A powerful yearning to move from this broken state to one of spiritual wholeness and authenticity was the central motivating force in Gordon’s thought, as it was in his life. As his philosophy held that galut was a state of spiritual exile and alienation, he believed that the Jews’ return to Palestine would entail a dramatic personal and collective transformation. By revitalizing their lapsed relationship with nature—and the constitutive bond with the natural landscape of Palestine in particular—Jews might be reborn. This demanding remedy required of each individual a “shaking off [of old] life . . . starting everything anew, from the very beginning. . . . Not changing, not repairing, but doing everything afresh” (“Pitron Ratsionali: Ve-Ḥalom she-en lo pitron [me-hegyonot shel kitsoni],” Ha-Po‘el ha-tsa‘ir 2.10 [1909]: 9–10).


Such individual transformation was the basis and necessary corollary for a national remedy as well: just as individual, nation, and land all shared in exile and desolation, each was essential for the redemption of the other. “Underneath the ruins,” Gordon explained, “there still burns an orphaned, whispering ember . . . and the air of the land blows upon it to bring it back to life. And should you . . . create for yourself a new life here, that ember will return to life and become once again a raging flame. And you will live once again, and your people and your land will live” (ibid.).

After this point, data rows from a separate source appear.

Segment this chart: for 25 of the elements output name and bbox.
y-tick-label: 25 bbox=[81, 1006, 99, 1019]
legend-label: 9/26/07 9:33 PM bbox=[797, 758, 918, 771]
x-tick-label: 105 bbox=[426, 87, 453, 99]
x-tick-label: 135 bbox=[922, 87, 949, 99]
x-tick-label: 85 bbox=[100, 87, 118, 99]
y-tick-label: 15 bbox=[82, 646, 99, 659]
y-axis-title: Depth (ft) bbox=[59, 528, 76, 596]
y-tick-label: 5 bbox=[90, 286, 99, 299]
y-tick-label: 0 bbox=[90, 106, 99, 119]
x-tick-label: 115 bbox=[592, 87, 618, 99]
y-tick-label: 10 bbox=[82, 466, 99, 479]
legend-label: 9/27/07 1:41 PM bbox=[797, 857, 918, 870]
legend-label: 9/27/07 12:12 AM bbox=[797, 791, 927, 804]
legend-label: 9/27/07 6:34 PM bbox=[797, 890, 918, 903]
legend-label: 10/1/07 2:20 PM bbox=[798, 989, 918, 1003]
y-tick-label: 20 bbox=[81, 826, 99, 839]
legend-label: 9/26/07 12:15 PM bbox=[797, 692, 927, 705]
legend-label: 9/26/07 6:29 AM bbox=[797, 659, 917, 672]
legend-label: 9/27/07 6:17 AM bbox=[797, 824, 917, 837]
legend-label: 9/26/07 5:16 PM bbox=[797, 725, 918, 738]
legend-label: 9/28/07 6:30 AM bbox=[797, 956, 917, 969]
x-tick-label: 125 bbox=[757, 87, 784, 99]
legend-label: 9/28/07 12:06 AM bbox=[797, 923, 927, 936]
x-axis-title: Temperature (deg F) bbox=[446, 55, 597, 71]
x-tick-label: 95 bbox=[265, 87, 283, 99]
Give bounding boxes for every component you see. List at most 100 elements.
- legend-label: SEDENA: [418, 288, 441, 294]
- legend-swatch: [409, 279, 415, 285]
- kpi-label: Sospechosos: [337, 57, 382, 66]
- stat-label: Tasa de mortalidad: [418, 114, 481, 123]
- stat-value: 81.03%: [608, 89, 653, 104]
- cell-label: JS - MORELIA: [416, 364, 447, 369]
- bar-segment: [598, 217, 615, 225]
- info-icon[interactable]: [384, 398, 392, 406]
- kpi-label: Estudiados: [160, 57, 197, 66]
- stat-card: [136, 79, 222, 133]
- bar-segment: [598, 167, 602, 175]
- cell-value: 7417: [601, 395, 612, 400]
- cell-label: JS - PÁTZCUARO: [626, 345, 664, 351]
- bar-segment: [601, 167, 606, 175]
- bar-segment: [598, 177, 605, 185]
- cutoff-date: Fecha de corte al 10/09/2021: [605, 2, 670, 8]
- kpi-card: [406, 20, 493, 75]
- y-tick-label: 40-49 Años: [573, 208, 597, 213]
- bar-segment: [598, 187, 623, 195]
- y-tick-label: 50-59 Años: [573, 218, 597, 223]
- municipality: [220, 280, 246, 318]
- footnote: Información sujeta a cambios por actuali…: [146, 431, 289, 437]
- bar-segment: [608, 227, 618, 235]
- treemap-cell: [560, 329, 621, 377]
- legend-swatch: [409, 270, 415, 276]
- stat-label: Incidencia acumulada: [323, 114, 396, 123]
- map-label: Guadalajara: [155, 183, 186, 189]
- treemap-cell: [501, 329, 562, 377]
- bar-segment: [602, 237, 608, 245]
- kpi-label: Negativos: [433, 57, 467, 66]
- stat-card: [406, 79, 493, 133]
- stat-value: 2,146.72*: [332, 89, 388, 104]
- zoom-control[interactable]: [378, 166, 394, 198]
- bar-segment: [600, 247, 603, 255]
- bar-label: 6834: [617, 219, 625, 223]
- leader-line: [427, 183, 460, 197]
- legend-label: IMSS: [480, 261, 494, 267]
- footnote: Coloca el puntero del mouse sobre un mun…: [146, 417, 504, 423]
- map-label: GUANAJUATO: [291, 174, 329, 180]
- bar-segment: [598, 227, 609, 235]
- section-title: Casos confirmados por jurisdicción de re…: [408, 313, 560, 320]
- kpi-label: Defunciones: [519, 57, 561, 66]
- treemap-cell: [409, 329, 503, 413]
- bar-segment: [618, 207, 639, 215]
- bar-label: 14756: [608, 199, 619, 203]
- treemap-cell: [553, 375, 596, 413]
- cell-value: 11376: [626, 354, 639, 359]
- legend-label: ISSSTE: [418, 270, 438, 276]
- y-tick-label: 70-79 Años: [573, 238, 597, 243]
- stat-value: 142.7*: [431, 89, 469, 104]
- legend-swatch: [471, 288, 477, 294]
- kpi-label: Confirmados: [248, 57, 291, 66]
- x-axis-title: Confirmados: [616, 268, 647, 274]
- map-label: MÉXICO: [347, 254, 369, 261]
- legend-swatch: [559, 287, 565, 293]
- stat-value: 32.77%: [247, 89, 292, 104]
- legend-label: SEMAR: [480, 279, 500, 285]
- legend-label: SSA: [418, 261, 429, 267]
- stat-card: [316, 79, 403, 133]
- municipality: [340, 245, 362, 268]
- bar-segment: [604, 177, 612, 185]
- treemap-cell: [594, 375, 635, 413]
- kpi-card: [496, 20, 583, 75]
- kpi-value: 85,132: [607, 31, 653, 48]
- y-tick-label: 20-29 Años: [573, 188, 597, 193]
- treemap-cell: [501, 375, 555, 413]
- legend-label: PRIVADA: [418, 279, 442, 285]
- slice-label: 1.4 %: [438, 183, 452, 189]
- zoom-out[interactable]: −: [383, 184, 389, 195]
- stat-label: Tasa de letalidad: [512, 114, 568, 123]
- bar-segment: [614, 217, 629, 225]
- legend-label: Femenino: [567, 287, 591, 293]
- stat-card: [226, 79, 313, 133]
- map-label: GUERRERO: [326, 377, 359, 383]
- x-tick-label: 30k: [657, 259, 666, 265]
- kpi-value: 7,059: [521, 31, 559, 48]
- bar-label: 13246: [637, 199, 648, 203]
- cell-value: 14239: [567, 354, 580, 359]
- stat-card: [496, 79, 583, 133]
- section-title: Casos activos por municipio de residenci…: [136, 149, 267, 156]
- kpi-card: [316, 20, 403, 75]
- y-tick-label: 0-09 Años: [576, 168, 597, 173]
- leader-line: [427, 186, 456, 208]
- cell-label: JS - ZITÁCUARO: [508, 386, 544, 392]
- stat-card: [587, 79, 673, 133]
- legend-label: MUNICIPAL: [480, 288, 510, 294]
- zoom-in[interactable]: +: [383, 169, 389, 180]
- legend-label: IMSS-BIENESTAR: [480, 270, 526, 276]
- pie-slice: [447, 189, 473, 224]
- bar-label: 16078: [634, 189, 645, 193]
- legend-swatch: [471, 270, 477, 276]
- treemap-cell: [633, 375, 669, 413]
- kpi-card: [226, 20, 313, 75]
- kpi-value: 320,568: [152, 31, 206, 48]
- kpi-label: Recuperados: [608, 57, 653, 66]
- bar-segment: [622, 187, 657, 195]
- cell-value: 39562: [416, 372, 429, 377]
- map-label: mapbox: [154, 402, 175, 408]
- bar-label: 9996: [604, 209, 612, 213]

Gordon’s impact went beyond his philosophical system. Chaim Weizmann, reporting on a first visit to Palestine in 1907, spoke of the profound impression made upon him by “one worker named Gordon. Every time I saw him . . . he reminded me of the Prophet Elijah.” In his own lifetime Gordon emerged as a mythological figure. Even after Gordon’s death in Degania, his work continued to serve as an inspiration for Zionist youth movements (one of which, Gordonia, was named after him), works of literature, and numerous scholarly studies.

Suggested Reading

Kitve A. D. Gordon, ed. Yosef Aharonowitz, 5 vols. (Tel Aviv 1927/28–1929/30); Eliezer Schweid, Ha-Yaḥid: ‘Olamo shel A. D. Gordon (Tel Aviv, 1970); Avraham Shapira, Or ha-ḥayim be-“yom ketanot” (Tel Aviv, 1996); Muky Tsur, ed., At enekh bodedah ba-marom: Mikhtavim me-A. D. Gordon ve-elav (Tel Aviv, 1998).